The Qigong practitioner is fired.

I was just entering phone numbers into my hand-me-down iPhone, and I got to my Qigong practitioner. I did a web search on her to make sure I had an updated phone number, and wondered if she had a new website out yet.

Boy was I disappointed when I found a meetup group she’s formed. It’s called Law Of Attraction. On her meetup group’s homepage, my Qigong practitioner lists herself as a member of “The Oakland Law of Attraction / The Secret / Abraham Hicks Group”.
Yep, it’s the same “Law Of Attraction” I’ve ranted about before. This bullshit comes from the book and film called The Secret, which came out four years ago (in 2006).

I was SO pissed off when I first saw that film. I think it was in 2008 – that’s when I began ranting about it in my journal – because in the film, there’s this “metaPHYSICIAN” who goes on about how all of people’s complaints – including medical complaints – are created by the individual against oneself (minute 15:22 and minute 23:52 in the video).

After viewing that film, an experience I had a year earlier, back in 2007 or early 2008, made a lot more sense to me.
While I was attending The Business of Metaphysics classes at the local coffee house, I met a Qigong practitioner who described what she does for a living. I was so excited based upon her job description – I wanted to see if she could help me with pain management.

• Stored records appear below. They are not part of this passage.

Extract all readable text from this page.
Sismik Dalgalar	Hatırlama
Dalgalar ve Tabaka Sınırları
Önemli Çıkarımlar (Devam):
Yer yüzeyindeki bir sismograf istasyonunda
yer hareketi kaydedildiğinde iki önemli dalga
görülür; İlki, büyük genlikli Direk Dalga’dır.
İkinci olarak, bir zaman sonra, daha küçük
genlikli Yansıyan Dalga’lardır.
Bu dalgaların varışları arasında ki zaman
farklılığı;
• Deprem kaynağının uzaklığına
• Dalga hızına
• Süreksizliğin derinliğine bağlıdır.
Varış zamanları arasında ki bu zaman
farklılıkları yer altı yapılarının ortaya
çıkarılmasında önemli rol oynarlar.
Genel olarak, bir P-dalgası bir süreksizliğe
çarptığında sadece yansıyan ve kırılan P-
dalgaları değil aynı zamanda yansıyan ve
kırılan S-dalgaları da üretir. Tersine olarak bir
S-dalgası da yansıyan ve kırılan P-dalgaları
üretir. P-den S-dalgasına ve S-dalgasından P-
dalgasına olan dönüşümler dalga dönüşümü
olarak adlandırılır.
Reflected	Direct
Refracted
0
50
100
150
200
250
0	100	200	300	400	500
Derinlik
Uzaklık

However, upon talking with her after class, she was openly hostile towards anything I told her about my endometriosis pain.

She kept correcting me whenever I said ‘my illness’, for example. She dismissed me right away and told me she could not help me because I refused to see that basically I was to blame – I had manifested the idea that I am sick (a.k.a. she belongs to the “Law of Attraction” cult), and she said that in reality I am not sick at all. I proceded to start calling this woman but she never called me back. I became really angry at this person and at any person who would tell me that even before I was born, when the genes were being passed to me via my mother, that I was somehow responsible for the endometriosis that would rear its ugly head once I began to menstruate at the age of 14.

But I continued reading up on Qigong and really liked what it was about, so I became determined to find another practitioner, telling myself that the first woman I met is seriously flawed as a human.

I found another woman – the woman I saw for the next year or so. I was really happy with her services, and wished that she wouldn’t be so flaky – she offered Qigong workshops but it never lasted long. I attended what I could, but then she’d be out of reach again – after awhile, I stopped asking her when she thought her next workshop would be. I did go to her house to get Chi Nei Tsang treatments, however. It was during one treatment – it might have been my last treatment – where she gently suggested that I had created the endometriosis because of a traumatic experience I had with a boyfriend when I was 18 years old. I had told her no, that I’d been vomiting from severe pain from endometriosis for 3-4 years previous to that. She kept trying to impress upon me though, during the Chi Nei Tsang treatment, that I likely was the cause of my own illness, and that all of my negative experiences in life, all my sadness and woes since birth had eaten at my ovaries and uterus, as that is where emotions gather in a woman and create illness, she said.

Since I had enjoyed her services for several months, I basically brushed off what she was telling me. I was in denial. After all, she wasn’t being rude or hostile at me like that other Qigong woman. But after the session and from then on, it did stick in my craw a bit that she’d say those things to me.
As it turns out, I really couldn’t afford her services after that, anyway, but I guess it’s for the best, since she’s one of THOSE people.

And now she’s fired.

I’d like to remind the world that one is born with endometriosis, one does not acquire it – especially by negative thoughts. Oh but that research came out in January, 2009 – three years after The Secret appeared. I guess the charlatans and the medical community at large haven’t caught up with the times.
Ah but doctors are still telling patients to have a baby; that getting pregnant will cure endometriosis, too.